As opposed to a tight focus on tumor cell death, pharmaceutical companies value knowing biologically relevant changes in immune cells after treatment with checkpoint inhibitors alone or in combination with other inhibitors. For example, T cell cytokine production, Treg suppressive function, and antigen presenting cell activity are just some of the immune components which can be assessed in our platform. These changes help inform companies of a drug’s mechanism of action and can provide evidence of which inhibitor or combination of inhibitors is superior in different cancers.
BPR: In what way then can pharmaceutical companies use KIYATEC's platform to aid decision-making during drug lifecycles?

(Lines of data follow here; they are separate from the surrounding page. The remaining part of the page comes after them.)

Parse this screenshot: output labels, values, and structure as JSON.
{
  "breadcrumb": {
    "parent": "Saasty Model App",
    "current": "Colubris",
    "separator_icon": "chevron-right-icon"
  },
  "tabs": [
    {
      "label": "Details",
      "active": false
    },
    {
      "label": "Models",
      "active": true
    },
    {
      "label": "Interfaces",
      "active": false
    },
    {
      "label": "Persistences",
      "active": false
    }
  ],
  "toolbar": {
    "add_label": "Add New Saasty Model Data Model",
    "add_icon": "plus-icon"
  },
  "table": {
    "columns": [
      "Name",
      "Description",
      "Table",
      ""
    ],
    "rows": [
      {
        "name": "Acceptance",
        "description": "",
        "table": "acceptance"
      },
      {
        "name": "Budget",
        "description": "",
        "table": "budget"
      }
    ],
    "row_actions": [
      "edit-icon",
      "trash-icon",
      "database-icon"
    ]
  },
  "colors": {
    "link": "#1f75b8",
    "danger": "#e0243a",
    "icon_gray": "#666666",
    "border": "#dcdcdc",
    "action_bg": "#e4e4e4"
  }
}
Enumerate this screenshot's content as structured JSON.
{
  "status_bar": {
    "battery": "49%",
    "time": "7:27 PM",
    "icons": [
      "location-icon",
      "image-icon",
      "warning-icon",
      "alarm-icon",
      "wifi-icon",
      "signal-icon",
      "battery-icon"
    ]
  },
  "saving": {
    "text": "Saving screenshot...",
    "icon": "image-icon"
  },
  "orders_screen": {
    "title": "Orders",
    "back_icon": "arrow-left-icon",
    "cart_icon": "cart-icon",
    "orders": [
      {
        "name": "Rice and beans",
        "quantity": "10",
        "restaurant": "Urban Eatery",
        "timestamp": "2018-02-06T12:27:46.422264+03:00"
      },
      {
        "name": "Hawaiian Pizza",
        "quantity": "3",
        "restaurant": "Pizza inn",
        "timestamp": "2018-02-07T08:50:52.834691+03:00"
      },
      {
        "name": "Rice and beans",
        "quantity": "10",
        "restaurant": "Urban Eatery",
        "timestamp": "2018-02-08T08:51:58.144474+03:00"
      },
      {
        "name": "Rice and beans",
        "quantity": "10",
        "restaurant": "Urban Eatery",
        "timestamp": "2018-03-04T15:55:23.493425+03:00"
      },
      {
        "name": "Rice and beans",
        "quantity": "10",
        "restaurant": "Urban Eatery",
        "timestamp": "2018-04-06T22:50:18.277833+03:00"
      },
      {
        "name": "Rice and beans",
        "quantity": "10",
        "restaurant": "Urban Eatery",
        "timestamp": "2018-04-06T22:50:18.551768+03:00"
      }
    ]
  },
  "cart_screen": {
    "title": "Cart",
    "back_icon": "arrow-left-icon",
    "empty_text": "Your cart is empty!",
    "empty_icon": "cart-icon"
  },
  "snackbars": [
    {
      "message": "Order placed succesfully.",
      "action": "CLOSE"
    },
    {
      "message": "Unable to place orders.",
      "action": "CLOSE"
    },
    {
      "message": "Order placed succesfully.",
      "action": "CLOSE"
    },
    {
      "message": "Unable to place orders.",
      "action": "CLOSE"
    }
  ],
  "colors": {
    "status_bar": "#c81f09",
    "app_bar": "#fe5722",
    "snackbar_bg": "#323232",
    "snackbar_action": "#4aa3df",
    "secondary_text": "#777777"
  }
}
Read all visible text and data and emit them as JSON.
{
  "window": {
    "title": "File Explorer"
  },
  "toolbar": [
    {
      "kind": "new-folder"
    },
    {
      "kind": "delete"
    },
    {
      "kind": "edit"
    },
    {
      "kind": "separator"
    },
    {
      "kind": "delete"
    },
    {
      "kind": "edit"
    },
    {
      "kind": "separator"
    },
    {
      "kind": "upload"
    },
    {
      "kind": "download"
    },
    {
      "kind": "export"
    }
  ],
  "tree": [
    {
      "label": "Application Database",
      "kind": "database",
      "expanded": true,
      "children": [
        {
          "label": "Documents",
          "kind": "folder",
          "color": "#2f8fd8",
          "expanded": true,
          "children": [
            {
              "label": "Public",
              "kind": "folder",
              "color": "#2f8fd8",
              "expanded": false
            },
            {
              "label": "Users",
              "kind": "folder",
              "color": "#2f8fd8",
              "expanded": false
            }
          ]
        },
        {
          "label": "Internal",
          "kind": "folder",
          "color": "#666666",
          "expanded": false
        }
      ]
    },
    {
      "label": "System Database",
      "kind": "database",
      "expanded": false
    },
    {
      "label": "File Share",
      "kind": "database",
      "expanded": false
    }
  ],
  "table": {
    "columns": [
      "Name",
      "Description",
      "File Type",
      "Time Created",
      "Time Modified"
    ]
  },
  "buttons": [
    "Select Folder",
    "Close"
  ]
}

MG: KIYATEC’s platform can be used to collect clinically meaningful information about drug-induced changes in both the tumor and tumor-infiltrating immune cells in a patient’s tumor. Pharmaceutical companies can use this information for evidence-based decision making regarding which drugs should be advanced in their development pipelines. The ability to do this using the existing models is limited, as many current methods have limited relevance to patient biology, or rely on statistical probability, versus individual tumor evidence of treatment response.
BPR: How far off is KIYATEC in having a platform that better predicts which patients will respond to immunotherapies?
MG: We have defined the four steps that must be achieved to develop a platform for the prediction of patient response to immunotherapies. We have accomplished the first three steps: 1) develop a live cell co-culture test with patient-matched cells, 2) demonstrate sustained functionality of key immune cells in the co-culture, and 3) characterize dose-dependent and patient-specific cellular responses. We are now just one step away from achieving this goal; the final step is to establish predictive accuracy by correlating test results to patient clinical outcomes. The timeline for this final step is dependent upon resourcing and clinical study-specific factors and has yet to be determined.